Higher rain chances are still expected Thursday, with up to two inches possible in isolated spots, as the remnants of the depression move across South Florida.
The tropical wave several hundred miles west of the Cabo Verde Islands has fizzled with no chance of development, according to National Hurricane Center forecasters as of the 8 a.m. outlook.
But an Air Force hurricane hunter is still scheduled to investigate the remnants of tropical depression 4 today that technically dissipated last week but made an effort to reform Monday. Those plans may change throughout the day depending on the showery mass, which is north of Puerto Rico this morning.
While no tropical development is expected over the next 5 days, the former TD4 is expected to bring rain to South Florida later this week.
Rain — up to 2 inches in isolated spots — will be welcomed by parched lawns and humans weary of a 17-day stretch of 90-degree-plus temperatures measured at Palm Beach International Airport. The daytime highs, and warm overnights, are running above average, continuing a trend of abnormal heat felt statewide during the first half of 2017.
Although June ended with nearly double the amount of rain that’s normal for South Florida, coastal Palm Beach County is down 1.02 inches for July. Crouch said the statewide drought that ended in June contributed to the warmer-than-normal temperatures for the first six months.
That’s partly because instead of the sun’s energy working to evaporate water in the soil, it goes wholly to increasing temperatures.
Alyson Hoegg, a meteorologist with the Pennsylvania-based AccuWeather, said some areas of South Florida could get up to 2 inches of rain with the showers forecast to begin overnight Wednesday and through Thursday.
The rain is associated with the tropical depression the hurricane center was tracking last week. It dissipated Friday, but forecasters reopened the system as Invest 94L Monday after it showed signs of development.

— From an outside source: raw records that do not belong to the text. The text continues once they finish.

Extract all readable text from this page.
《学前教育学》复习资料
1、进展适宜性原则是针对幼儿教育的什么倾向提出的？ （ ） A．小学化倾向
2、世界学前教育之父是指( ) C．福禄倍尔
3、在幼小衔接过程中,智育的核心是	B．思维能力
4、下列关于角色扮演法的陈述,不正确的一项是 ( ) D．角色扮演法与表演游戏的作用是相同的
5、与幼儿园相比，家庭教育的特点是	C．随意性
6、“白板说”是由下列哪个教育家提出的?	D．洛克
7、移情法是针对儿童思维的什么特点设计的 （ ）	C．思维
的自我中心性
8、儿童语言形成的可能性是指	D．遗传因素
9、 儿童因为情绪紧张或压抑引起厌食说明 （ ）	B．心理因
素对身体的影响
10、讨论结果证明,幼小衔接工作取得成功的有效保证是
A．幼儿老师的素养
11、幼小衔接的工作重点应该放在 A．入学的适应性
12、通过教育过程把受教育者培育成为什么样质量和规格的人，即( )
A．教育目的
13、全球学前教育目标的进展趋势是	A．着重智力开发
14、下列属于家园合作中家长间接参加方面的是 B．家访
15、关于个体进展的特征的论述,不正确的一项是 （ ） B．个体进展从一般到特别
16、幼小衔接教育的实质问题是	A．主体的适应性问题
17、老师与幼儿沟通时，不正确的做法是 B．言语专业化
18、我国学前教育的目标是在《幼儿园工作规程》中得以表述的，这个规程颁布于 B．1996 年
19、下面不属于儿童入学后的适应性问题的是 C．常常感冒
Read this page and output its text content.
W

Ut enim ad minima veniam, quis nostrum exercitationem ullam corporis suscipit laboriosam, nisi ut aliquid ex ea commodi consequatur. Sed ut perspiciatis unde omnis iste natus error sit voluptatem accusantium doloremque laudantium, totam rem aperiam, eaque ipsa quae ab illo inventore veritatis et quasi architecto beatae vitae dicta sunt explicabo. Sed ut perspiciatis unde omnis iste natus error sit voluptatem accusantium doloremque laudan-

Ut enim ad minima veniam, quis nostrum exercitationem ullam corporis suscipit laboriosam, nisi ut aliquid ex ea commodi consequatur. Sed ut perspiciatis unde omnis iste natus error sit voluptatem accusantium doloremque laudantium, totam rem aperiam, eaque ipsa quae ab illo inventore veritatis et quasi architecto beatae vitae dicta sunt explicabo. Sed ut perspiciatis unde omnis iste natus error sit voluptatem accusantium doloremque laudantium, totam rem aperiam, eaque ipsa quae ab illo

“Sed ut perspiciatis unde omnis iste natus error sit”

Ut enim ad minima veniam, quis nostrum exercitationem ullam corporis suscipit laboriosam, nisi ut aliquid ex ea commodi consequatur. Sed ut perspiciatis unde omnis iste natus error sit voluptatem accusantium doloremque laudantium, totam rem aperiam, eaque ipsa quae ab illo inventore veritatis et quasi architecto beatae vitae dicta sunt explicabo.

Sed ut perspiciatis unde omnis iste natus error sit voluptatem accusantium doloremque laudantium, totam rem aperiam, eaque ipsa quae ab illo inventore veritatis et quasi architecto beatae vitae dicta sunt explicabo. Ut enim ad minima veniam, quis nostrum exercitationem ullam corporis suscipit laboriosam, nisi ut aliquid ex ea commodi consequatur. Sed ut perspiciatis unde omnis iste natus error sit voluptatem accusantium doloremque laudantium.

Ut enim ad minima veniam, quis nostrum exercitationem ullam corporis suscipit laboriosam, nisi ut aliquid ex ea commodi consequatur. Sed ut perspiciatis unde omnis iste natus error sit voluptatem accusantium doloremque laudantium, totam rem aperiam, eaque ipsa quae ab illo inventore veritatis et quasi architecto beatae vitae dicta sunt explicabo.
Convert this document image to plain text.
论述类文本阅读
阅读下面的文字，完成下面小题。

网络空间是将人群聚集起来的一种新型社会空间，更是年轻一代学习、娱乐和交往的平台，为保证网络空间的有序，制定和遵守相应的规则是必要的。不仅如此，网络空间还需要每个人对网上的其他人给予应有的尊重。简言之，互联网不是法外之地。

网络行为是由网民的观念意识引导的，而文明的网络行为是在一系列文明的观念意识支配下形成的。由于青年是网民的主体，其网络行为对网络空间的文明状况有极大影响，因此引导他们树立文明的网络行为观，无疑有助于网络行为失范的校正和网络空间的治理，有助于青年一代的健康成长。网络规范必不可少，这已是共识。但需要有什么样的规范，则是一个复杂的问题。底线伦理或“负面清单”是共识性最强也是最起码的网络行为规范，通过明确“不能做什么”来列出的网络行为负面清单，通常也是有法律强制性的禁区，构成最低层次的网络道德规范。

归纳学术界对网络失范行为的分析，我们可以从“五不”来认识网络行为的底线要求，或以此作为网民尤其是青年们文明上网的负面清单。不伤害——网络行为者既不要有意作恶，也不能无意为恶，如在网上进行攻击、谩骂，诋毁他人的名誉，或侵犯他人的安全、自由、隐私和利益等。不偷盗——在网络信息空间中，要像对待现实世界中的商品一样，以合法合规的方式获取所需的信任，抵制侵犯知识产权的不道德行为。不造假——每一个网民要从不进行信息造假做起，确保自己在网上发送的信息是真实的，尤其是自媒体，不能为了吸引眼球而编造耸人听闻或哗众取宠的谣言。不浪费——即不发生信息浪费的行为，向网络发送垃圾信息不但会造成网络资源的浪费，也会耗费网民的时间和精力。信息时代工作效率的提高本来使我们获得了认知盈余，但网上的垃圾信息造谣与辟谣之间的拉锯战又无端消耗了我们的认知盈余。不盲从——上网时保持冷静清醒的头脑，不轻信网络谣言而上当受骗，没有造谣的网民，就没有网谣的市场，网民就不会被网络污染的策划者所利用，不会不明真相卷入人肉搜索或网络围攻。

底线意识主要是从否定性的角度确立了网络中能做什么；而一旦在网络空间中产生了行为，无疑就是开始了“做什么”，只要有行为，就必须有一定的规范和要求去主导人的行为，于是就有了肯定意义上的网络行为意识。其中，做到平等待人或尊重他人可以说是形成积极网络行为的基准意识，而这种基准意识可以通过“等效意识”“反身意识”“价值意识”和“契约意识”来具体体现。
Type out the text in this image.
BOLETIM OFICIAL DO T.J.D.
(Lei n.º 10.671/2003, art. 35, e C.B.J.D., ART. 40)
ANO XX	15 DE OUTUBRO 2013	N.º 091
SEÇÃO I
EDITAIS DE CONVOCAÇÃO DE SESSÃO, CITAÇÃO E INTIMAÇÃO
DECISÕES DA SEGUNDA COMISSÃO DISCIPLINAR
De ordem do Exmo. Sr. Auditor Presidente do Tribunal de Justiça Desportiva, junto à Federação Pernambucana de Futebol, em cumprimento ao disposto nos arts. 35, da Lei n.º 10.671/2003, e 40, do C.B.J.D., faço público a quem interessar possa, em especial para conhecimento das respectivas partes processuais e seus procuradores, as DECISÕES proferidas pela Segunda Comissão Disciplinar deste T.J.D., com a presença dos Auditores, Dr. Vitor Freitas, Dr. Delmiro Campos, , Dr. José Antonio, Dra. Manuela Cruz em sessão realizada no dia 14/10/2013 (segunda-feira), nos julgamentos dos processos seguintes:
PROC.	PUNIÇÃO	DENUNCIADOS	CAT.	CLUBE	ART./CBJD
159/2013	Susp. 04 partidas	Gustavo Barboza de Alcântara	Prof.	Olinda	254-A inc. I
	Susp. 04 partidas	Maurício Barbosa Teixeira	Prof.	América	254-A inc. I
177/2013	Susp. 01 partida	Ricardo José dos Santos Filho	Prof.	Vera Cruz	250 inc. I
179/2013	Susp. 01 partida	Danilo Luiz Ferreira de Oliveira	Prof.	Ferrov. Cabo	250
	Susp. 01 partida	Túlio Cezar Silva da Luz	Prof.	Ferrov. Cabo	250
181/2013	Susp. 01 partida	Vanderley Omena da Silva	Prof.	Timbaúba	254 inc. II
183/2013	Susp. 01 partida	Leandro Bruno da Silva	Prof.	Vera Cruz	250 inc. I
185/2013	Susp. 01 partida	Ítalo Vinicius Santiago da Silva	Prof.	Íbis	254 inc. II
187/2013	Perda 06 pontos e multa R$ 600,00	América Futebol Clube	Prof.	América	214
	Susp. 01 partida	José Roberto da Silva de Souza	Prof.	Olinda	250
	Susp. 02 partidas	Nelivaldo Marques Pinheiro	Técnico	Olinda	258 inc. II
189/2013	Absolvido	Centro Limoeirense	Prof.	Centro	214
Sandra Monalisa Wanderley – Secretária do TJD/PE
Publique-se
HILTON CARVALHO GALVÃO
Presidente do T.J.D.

Declaring a disturbance an invest (short for investigation), allows the hurricane center to get more detailed computer information on a system. An Air Force hurricane hunter is scheduled to make a trip into the system today.
Hoegg doesn’t think the disturbance will have time to regroup as it moves toward Florida, but said the hurricane center doesn’t want anyone caught off guard with something forming near the coast.
“There has been some model discrepancy, but it’s running out of time and we think there is a very, very low chance of it even becoming a depression,” Hoegg said. “I think the rain will be more widespread than on a typical summer afternoon in Florida and it may not be until Friday that some drier air comes through.”